10.障害者差別解消法施行後の手話通訳派遣について、各自治体の担当部局や公共団体等で通訳者に要する経費の予算化を貴省からも働きかけをお願いします。

<説明>
 2016年4月より「障害者差別解消法」が施行され、手話通訳派遣についても改善がみられる地域も出てきています。聴覚障害者が公的機関を利用する場合、これまで利用してきた障害者総合支援法の中の「意思疎通支援事業」による手話通訳派遣制度は引き続き利用は可能ですが、合理的配慮としての手話通訳者の派遣については各公的機関がその費用を予算化していくよう、貴省から関係の地方自治体各部局へ周知を図るようお願いします。

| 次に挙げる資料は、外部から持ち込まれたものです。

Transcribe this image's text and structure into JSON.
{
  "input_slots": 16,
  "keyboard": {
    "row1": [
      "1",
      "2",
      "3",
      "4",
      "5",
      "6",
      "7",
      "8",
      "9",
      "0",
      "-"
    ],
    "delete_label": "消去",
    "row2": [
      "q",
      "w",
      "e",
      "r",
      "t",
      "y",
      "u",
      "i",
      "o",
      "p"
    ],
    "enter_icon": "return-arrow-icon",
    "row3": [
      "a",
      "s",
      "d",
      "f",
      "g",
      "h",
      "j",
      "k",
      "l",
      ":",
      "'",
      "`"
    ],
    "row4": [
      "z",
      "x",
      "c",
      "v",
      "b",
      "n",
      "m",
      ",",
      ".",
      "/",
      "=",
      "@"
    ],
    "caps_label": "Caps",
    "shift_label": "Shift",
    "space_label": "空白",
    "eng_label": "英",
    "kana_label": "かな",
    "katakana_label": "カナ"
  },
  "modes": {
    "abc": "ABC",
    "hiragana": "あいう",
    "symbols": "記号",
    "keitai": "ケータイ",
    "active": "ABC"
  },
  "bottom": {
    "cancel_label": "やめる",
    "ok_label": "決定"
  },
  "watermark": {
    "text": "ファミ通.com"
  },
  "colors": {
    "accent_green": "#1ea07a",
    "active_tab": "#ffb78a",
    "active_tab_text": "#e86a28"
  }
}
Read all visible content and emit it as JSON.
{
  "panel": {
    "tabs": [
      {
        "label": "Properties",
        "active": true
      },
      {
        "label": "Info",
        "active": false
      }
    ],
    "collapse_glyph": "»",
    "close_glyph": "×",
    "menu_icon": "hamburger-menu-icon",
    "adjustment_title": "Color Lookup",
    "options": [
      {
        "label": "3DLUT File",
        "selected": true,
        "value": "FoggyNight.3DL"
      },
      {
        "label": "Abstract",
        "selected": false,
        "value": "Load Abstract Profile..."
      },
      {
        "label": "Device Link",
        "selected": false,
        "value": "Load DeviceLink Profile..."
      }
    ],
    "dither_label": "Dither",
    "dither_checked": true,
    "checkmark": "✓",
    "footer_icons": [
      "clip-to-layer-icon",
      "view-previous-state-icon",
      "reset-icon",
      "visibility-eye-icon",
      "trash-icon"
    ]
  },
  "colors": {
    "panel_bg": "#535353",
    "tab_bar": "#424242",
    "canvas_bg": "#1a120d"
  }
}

11.貴省における障害者雇用率の達成維持と聴覚障害者の採用時及び雇用後の職場における情報アクセスの保障やコミュニケーション・意思疎通の保障の整備を図ってください。また貴省の障害者別の採用状況及び雇用の定着率もご教示ください。

<説明>
 非常に残念なことに昨年、官公庁や地方自治体でも、障害者雇用率の未達成が明らかになりました。貴省では障害者雇用率が達成されていますが引き続き他の省庁の見本となるよう積極的な障害者雇用をお願いいたします。
 昨年度、今年度には大量の障害者採用をされますが、採用試験や説明会等における要約筆記や手話通訳配置などの情報保障、採用後、機器も含めた職場環境の整備等必要な情報保障を講じ、長期定着しキャリアアップできるようにしてください。
 情報保障や聴覚障害者用設備についてご不明な点があれば、当連盟までご相談ください。
 また貴省における障害者別(身体障害種別も明記)の採用状況とそれら定着率もご教示ください。